Gli investitori lo sanno. I governi lo sanno. I CEO delle Big Tech lo sanno. Ed è per questo che i mercati non aspettavano i numeri, ma una risposta a una sola domanda: l’IA è ancora locomotiva o stiamo correndo verso una bolla finanziaria? La risposta è, per ora, chiara: la domanda di infrastrutture per l’intelligenza artificiale resta fortissima. E il sospetto di una frenata, o addirittura di uno scoppio imminente della bolla finanziaria in stile dotcom di inizio anni 2000, è stato rimandato almeno fino alla prossima trimestrale.

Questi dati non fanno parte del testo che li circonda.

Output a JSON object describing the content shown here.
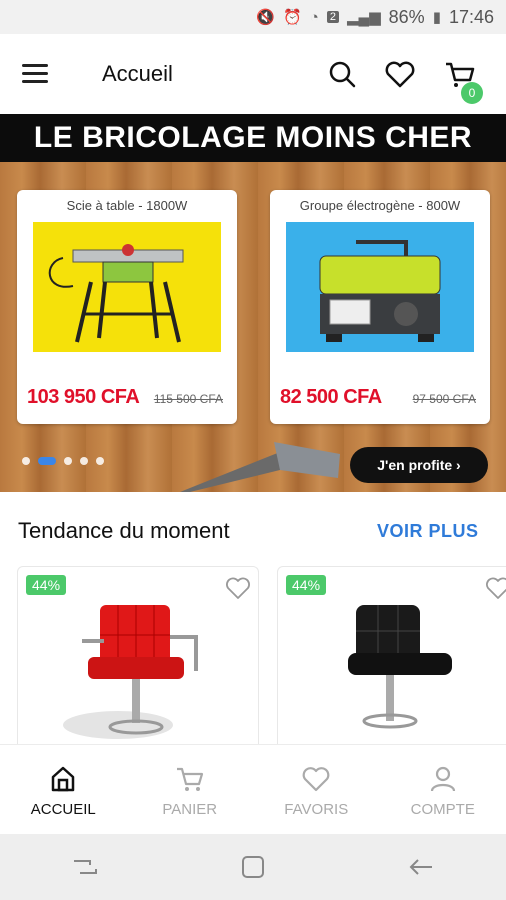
{
  "status_bar": {
    "battery": "86%",
    "time": "17:46",
    "sim_badge": "2"
  },
  "header": {
    "title": "Accueil",
    "cart_count": "0"
  },
  "banner": {
    "headline": "LE BRICOLAGE MOINS CHER",
    "cards": [
      {
        "title": "Scie à table - 1800W",
        "price": "103 950 CFA",
        "old_price": "115 500 CFA"
      },
      {
        "title": "Groupe électrogène - 800W",
        "price": "82 500 CFA",
        "old_price": "97 500 CFA"
      }
    ],
    "cta_label": "J'en profite ›",
    "active_slide": 2
  },
  "trending": {
    "title": "Tendance du moment",
    "see_more": "VOIR PLUS",
    "products": [
      {
        "discount": "44%"
      },
      {
        "discount": "44%"
      }
    ]
  },
  "bottom_nav": {
    "items": [
      {
        "label": "ACCUEIL",
        "icon": "home-icon",
        "active": true
      },
      {
        "label": "PANIER",
        "icon": "cart-icon",
        "active": false
      },
      {
        "label": "FAVORIS",
        "icon": "heart-icon",
        "active": false
      },
      {
        "label": "COMPTE",
        "icon": "user-icon",
        "active": false
      }
    ]
  },
  "colors": {
    "accent": "#2f7bd9",
    "badge": "#4cc96a",
    "price": "#e0102a"
  }
}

Ma proprio qui sta il punto: non siamo davanti a un semplice ciclo tecnologico. Questo era chiaro da tempo, almeno da quando qualche decennio fa siamo entrati nell’era dell’informazione, ovvero da quando la conoscenza e la circolazione dei dati sono diventate centrali e più rapide rispetto allo spostamento fisico di beni o persone, grazie allo sviluppo di tecnologie digitali e della comunicazione. L’intelligenza artificiale, come tutte le tecnologie «distruttive» schumpeteriane che l’hanno preceduta – dal telaio meccanico alla locomotiva, passando per il telegrafo e tutto ciò che ha accelerato la comunicazione tra le persone – è qui per rimanere. Come accadde per le ferrovie alla fine del XIX secolo, oggi siamo davanti a una corsa alle infrastrutture strategiche del XXI secolo. Nvidia è il barometro della spesa globale in potenza di calcolo. E chi controlla quella potenza controlla la velocità dell’innovazione. L’intelligenza artificiale è quindi anche un’arma geopolitica da usare nel confronto con la Cina. Non è un caso che, a fianco del CEO di Nvidia Jensen Huang, compaiano sempre più spesso leader politici: il settore tecnologico è diventato politica industriale.

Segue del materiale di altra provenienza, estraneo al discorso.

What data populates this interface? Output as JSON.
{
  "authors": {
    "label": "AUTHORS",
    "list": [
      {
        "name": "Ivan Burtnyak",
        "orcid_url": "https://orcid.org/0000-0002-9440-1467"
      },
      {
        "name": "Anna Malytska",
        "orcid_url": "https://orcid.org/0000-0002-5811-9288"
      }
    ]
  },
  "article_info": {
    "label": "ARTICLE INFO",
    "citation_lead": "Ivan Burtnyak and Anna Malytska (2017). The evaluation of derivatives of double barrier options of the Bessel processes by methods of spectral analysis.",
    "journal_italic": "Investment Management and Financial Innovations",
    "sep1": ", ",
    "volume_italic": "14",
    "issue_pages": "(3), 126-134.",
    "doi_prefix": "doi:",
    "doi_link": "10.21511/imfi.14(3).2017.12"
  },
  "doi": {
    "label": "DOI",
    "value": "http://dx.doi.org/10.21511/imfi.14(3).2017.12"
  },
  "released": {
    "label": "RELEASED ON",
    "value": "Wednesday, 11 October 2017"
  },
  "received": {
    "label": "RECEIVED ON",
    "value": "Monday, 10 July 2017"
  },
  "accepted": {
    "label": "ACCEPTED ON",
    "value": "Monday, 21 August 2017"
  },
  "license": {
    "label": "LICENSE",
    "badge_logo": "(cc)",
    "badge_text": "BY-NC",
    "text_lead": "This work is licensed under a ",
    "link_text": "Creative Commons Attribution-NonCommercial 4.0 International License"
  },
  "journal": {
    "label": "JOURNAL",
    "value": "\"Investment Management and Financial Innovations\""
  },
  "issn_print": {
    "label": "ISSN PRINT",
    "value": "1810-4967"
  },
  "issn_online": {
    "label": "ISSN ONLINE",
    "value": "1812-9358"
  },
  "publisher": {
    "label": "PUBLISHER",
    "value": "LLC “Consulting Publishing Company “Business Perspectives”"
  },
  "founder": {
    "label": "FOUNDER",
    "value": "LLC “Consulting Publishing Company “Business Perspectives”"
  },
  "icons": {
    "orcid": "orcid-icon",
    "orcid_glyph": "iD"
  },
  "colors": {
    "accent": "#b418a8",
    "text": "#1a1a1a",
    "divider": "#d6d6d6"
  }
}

Donald Trump, che punta sull’intelligenza artificiale come asse portante del rilancio americano, lo ha capito perfettamente, un obiettivo che intende conseguire anche con i maxi investimenti promessi dal principe ereditario saudita Mohammed bin Salman, ricevuto nei giorni scorsi alla Casa Bianca con tutti gli onori. Bin Salman si è impegnato a investire mille miliardi di dollari in aziende statunitensi, un impegno che riguarda principalmente l’utilizzo delle riserve di petrolio e gas naturale dell’Arabia Saudita per trasformare il suo Paese in un hub di dati basati sull’intelligenza artificiale, impegno tradotto negli accordi siglati giovedì di questa settimana al forum di investimenti Usa-Arabia Saudita, dove in prima fila c’erano Jensen Huang e il miliardario della tecnologia Elon Musk.

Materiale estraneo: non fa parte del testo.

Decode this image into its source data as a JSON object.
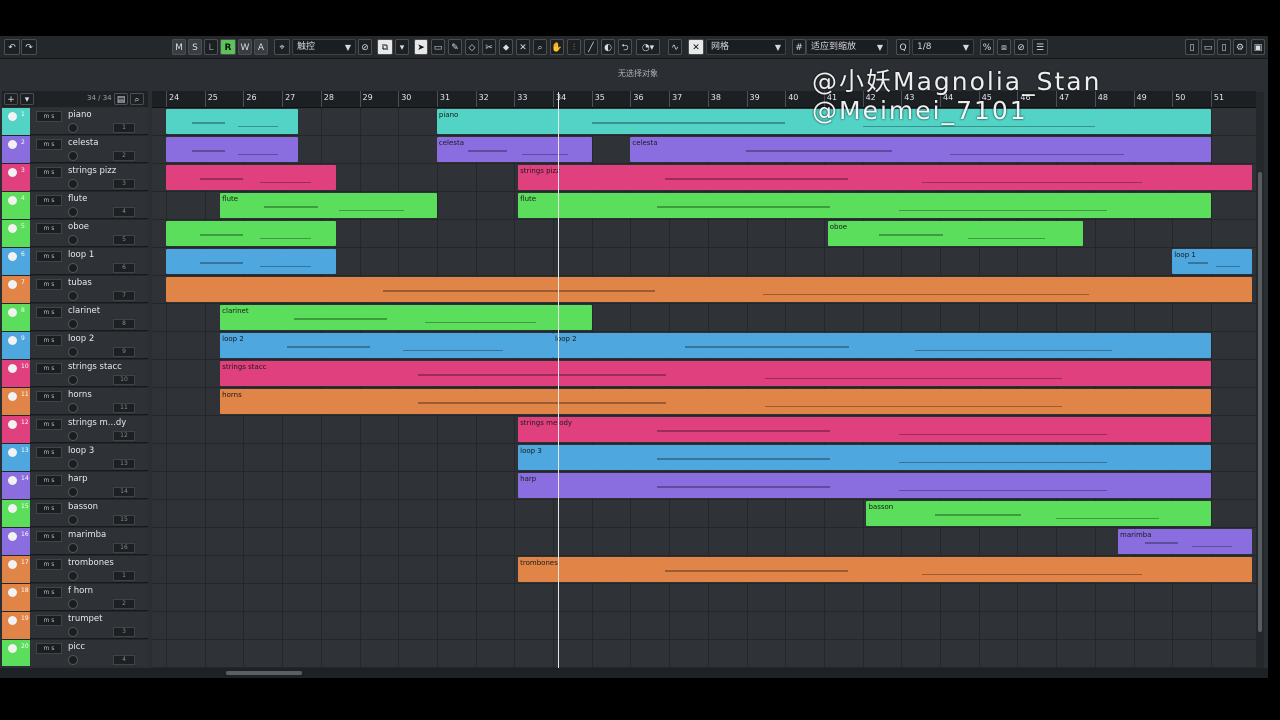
{
  "toolbar": {
    "undo_icon": "undo-icon",
    "redo_icon": "redo-icon",
    "buttons": [
      "M",
      "S",
      "L",
      "R",
      "W",
      "A"
    ],
    "touch_mode": "触控",
    "grid_label": "网格",
    "snap_label": "适应到缩放",
    "quantize": "1/8"
  },
  "status_text": "无选择对象",
  "watermark": {
    "line1": "@小妖Magnolia_Stan",
    "line2": "@Meimei_7101"
  },
  "track_count": "34 / 34",
  "ruler": [
    "24",
    "25",
    "26",
    "27",
    "28",
    "29",
    "30",
    "31",
    "32",
    "33",
    "34",
    "35",
    "36",
    "37",
    "38",
    "39",
    "40",
    "41",
    "42",
    "43",
    "44",
    "45",
    "46",
    "47",
    "48",
    "49",
    "50",
    "51"
  ],
  "tracks": [
    {
      "num": "1",
      "name": "piano",
      "color": "#52d3c6",
      "ch": "1"
    },
    {
      "num": "2",
      "name": "celesta",
      "color": "#8a6ee0",
      "ch": "2"
    },
    {
      "num": "3",
      "name": "strings pizz",
      "color": "#e0407e",
      "ch": "3"
    },
    {
      "num": "4",
      "name": "flute",
      "color": "#5bde5b",
      "ch": "4"
    },
    {
      "num": "5",
      "name": "oboe",
      "color": "#5bde5b",
      "ch": "5"
    },
    {
      "num": "6",
      "name": "loop 1",
      "color": "#4ea7df",
      "ch": "6"
    },
    {
      "num": "7",
      "name": "tubas",
      "color": "#e08448",
      "ch": "7"
    },
    {
      "num": "8",
      "name": "clarinet",
      "color": "#5bde5b",
      "ch": "8"
    },
    {
      "num": "9",
      "name": "loop 2",
      "color": "#4ea7df",
      "ch": "9"
    },
    {
      "num": "10",
      "name": "strings stacc",
      "color": "#e0407e",
      "ch": "10"
    },
    {
      "num": "11",
      "name": "horns",
      "color": "#e08448",
      "ch": "11"
    },
    {
      "num": "12",
      "name": "strings m...dy",
      "color": "#e0407e",
      "ch": "12"
    },
    {
      "num": "13",
      "name": "loop 3",
      "color": "#4ea7df",
      "ch": "13"
    },
    {
      "num": "14",
      "name": "harp",
      "color": "#8a6ee0",
      "ch": "14"
    },
    {
      "num": "15",
      "name": "basson",
      "color": "#5bde5b",
      "ch": "15"
    },
    {
      "num": "16",
      "name": "marimba",
      "color": "#8a6ee0",
      "ch": "16"
    },
    {
      "num": "17",
      "name": "trombones",
      "color": "#e08448",
      "ch": "1"
    },
    {
      "num": "18",
      "name": "f horn",
      "color": "#e08448",
      "ch": "2"
    },
    {
      "num": "19",
      "name": "trumpet",
      "color": "#e08448",
      "ch": "3"
    },
    {
      "num": "20",
      "name": "picc",
      "color": "#5bde5b",
      "ch": "4"
    }
  ],
  "parts": [
    {
      "row": 0,
      "start": 24,
      "end": 27.4,
      "label": "",
      "color": "#52d3c6"
    },
    {
      "row": 0,
      "start": 31,
      "end": 51,
      "label": "piano",
      "color": "#52d3c6"
    },
    {
      "row": 1,
      "start": 24,
      "end": 27.4,
      "label": "",
      "color": "#8a6ee0"
    },
    {
      "row": 1,
      "start": 31,
      "end": 35,
      "label": "celesta",
      "color": "#8a6ee0"
    },
    {
      "row": 1,
      "start": 36,
      "end": 51,
      "label": "celesta",
      "color": "#8a6ee0"
    },
    {
      "row": 2,
      "start": 24,
      "end": 28.4,
      "label": "",
      "color": "#e0407e"
    },
    {
      "row": 2,
      "start": 33.1,
      "end": 52.1,
      "label": "strings pizz",
      "color": "#e0407e"
    },
    {
      "row": 3,
      "start": 25.4,
      "end": 31,
      "label": "flute",
      "color": "#5bde5b"
    },
    {
      "row": 3,
      "start": 33.1,
      "end": 51,
      "label": "flute",
      "color": "#5bde5b"
    },
    {
      "row": 4,
      "start": 24,
      "end": 28.4,
      "label": "",
      "color": "#5bde5b"
    },
    {
      "row": 4,
      "start": 41.1,
      "end": 47.7,
      "label": "oboe",
      "color": "#5bde5b"
    },
    {
      "row": 5,
      "start": 24,
      "end": 28.4,
      "label": "",
      "color": "#4ea7df"
    },
    {
      "row": 5,
      "start": 50,
      "end": 52.1,
      "label": "loop 1",
      "color": "#4ea7df"
    },
    {
      "row": 6,
      "start": 24,
      "end": 52.1,
      "label": "",
      "color": "#e08448"
    },
    {
      "row": 7,
      "start": 25.4,
      "end": 35,
      "label": "clarinet",
      "color": "#5bde5b"
    },
    {
      "row": 8,
      "start": 25.4,
      "end": 34,
      "label": "loop 2",
      "color": "#4ea7df"
    },
    {
      "row": 8,
      "start": 34,
      "end": 51,
      "label": "loop 2",
      "color": "#4ea7df"
    },
    {
      "row": 9,
      "start": 25.4,
      "end": 51,
      "label": "strings stacc",
      "color": "#e0407e"
    },
    {
      "row": 10,
      "start": 25.4,
      "end": 51,
      "label": "horns",
      "color": "#e08448"
    },
    {
      "row": 11,
      "start": 33.1,
      "end": 51,
      "label": "strings melody",
      "color": "#e0407e"
    },
    {
      "row": 12,
      "start": 33.1,
      "end": 51,
      "label": "loop 3",
      "color": "#4ea7df"
    },
    {
      "row": 13,
      "start": 33.1,
      "end": 51,
      "label": "harp",
      "color": "#8a6ee0"
    },
    {
      "row": 14,
      "start": 42.1,
      "end": 51,
      "label": "basson",
      "color": "#5bde5b"
    },
    {
      "row": 15,
      "start": 48.6,
      "end": 52.1,
      "label": "marimba",
      "color": "#8a6ee0"
    },
    {
      "row": 16,
      "start": 33.1,
      "end": 52.1,
      "label": "trombones",
      "color": "#e08448"
    }
  ]
}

Eppure, c’è un convitato di pietra che incombe su tutto questo: la Federal Reserve. Se la Fed decidesse il prossimo 10 dicembre di non tagliare i tassi – come molti analisti e i dati macroeconomici (disoccupazione in calo e inflazione in aumento) sembrano suggerire – non sarebbe solo una scelta tecnica: sarebbe un messaggio politico, un freno alla velocità della nuova economia proprio mentre il presidente americano vorrebbe accelerare. È anche per questo che Donald Trump non perde occasione di attaccare il presidente della Fed, Jerome Powell. È successo anche questa settimana davanti proprio a Bin Salman – che non è il portabandiera né della democrazia, né dei diritti umani – quando Trump ha dichiarato di «voler cacciare» Powell, definendolo anche «un malato mentale».

Questo scontro, neanche tanto silenzioso, tra politica monetaria e ambizione industriale, racconta molto del mondo in cui stiamo entrando: un mondo dove tecnologia, finanza e geopolitica non sono più compartimenti separati, ma un unico sistema integrato. I conti di Nvidia volano. I mercati finanziari respirano. Ma la vera partita non si gioca sui listini: è su chi costruirà le fondamenta dell’economia dell’intelligenza artificiale.